Many aspiring traders come to zero sum markets such as the futures market after successful careers as entrepreneurs. The mistake they make is thinking that the rules of good business apply to zero sum markets. While in some ways they do (buy low and sell high, for example), it’s the ways in which trading these markets is unlike other businesses that will fool you and cost you.

Futures markets are also different than the more ‘normal’ markets you may have been exposed to, such as equities. My research shows that the percentage of profitable traders is significantly higher in the equity market compared to futures. If equities are like fine wine, futures are like mescal with a worm at the bottom of the bottle; raw, potent and definitely an acquired taste.

Due to increased volatility and leverage, zero sum markets will challenge you in ways you have not been challenged before, and it will be difficult not to take losses personally.

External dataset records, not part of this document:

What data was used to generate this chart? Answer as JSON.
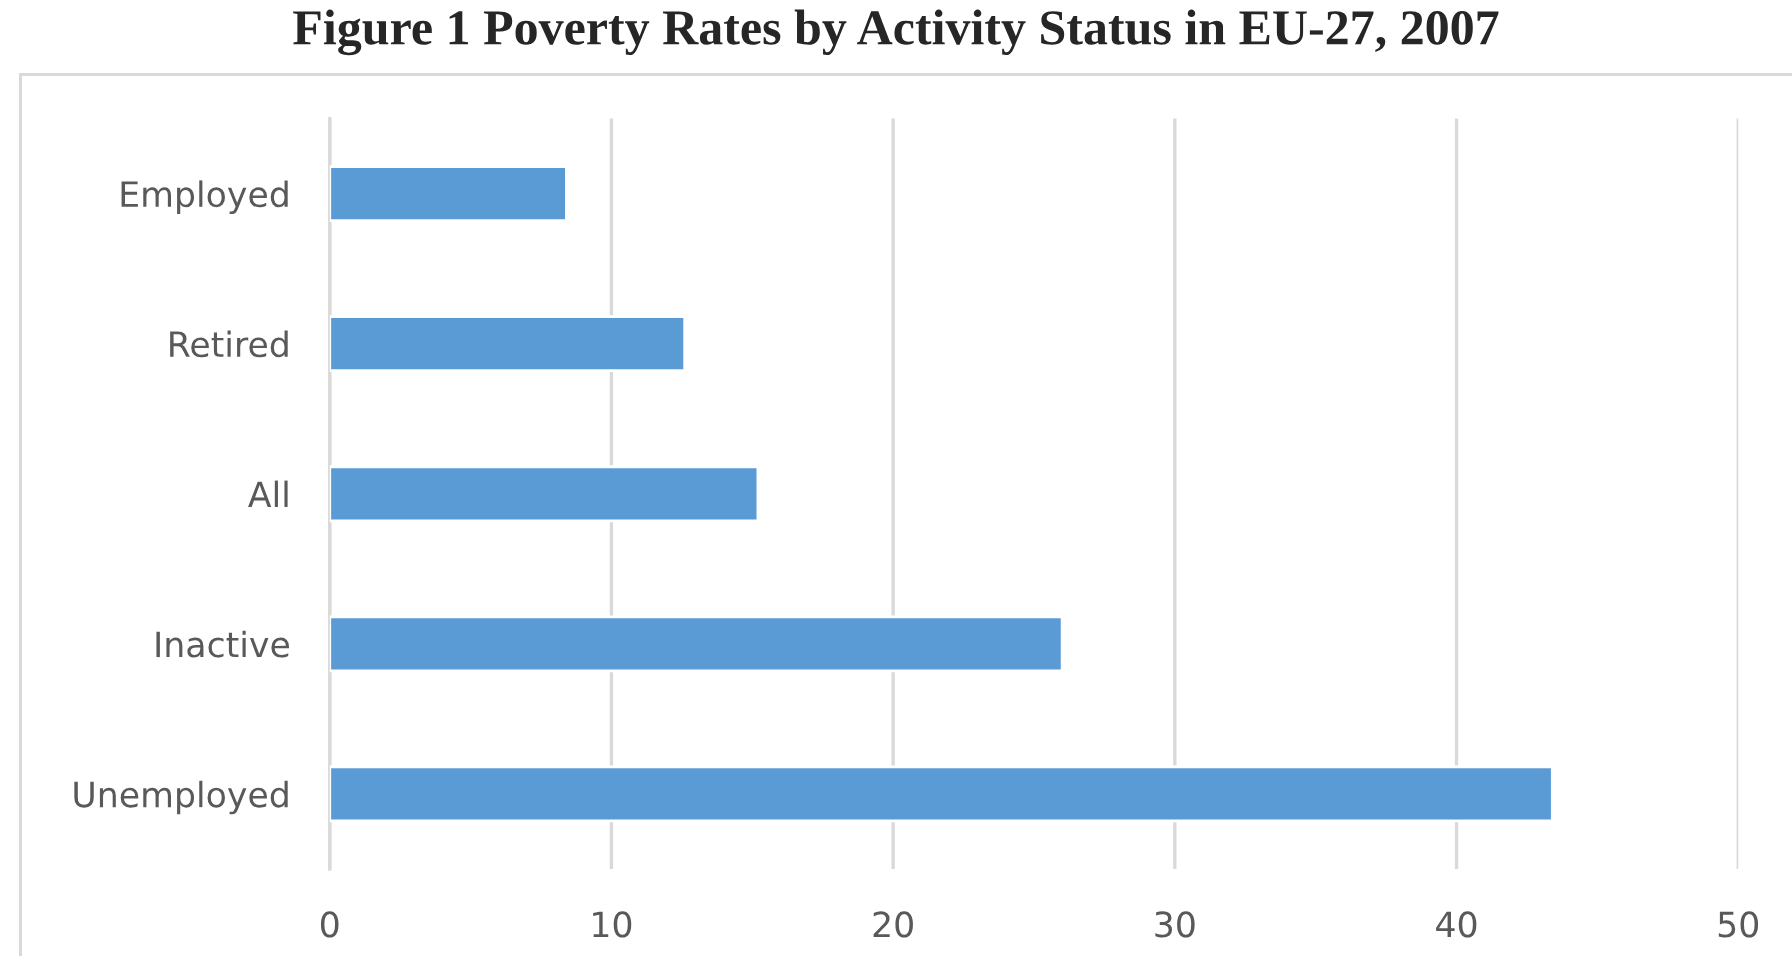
{
  "chart_data": {
    "type": "bar",
    "orientation": "horizontal",
    "title": "Figure 1 Poverty Rates by Activity Status in EU-27, 2007",
    "categories": [
      "Employed",
      "Retired",
      "All",
      "Inactive",
      "Unemployed"
    ],
    "values": [
      8.4,
      12.6,
      15.2,
      26.0,
      43.4
    ],
    "color": "#5b9bd5",
    "xlim": [
      0,
      50
    ],
    "xticks": [
      0,
      10,
      20,
      30,
      40,
      50
    ],
    "grid": "x"
  }
}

Shawn, for example, owned a chain of men’s clothing stores and fast food restaurants. He is a down-to-earth, warm, mild-mannered fellow who is easy to get along with and likes people.

Shawn has a “Midas Touch” when it comes to running businesses, but his relationship to the futures market has been marked by bouts of revenge trading that had led to a series of account blow ups over the previous years. Preventing acts of self sabotage is not a typical topic in a business school curriculum. But this is a critical topic of study for individual traders in this type of rough and tumble market.  

In Shawn’s case, revenge trading meant he could not take a $200 loss, so when he was wrong he would find himself with a $2000 loss before he finally quit for the day. Shawn wasn’t emotionally prepared to lose because losing was incongruent with his self-image and his business experience. That attitude, of course, produced more losses.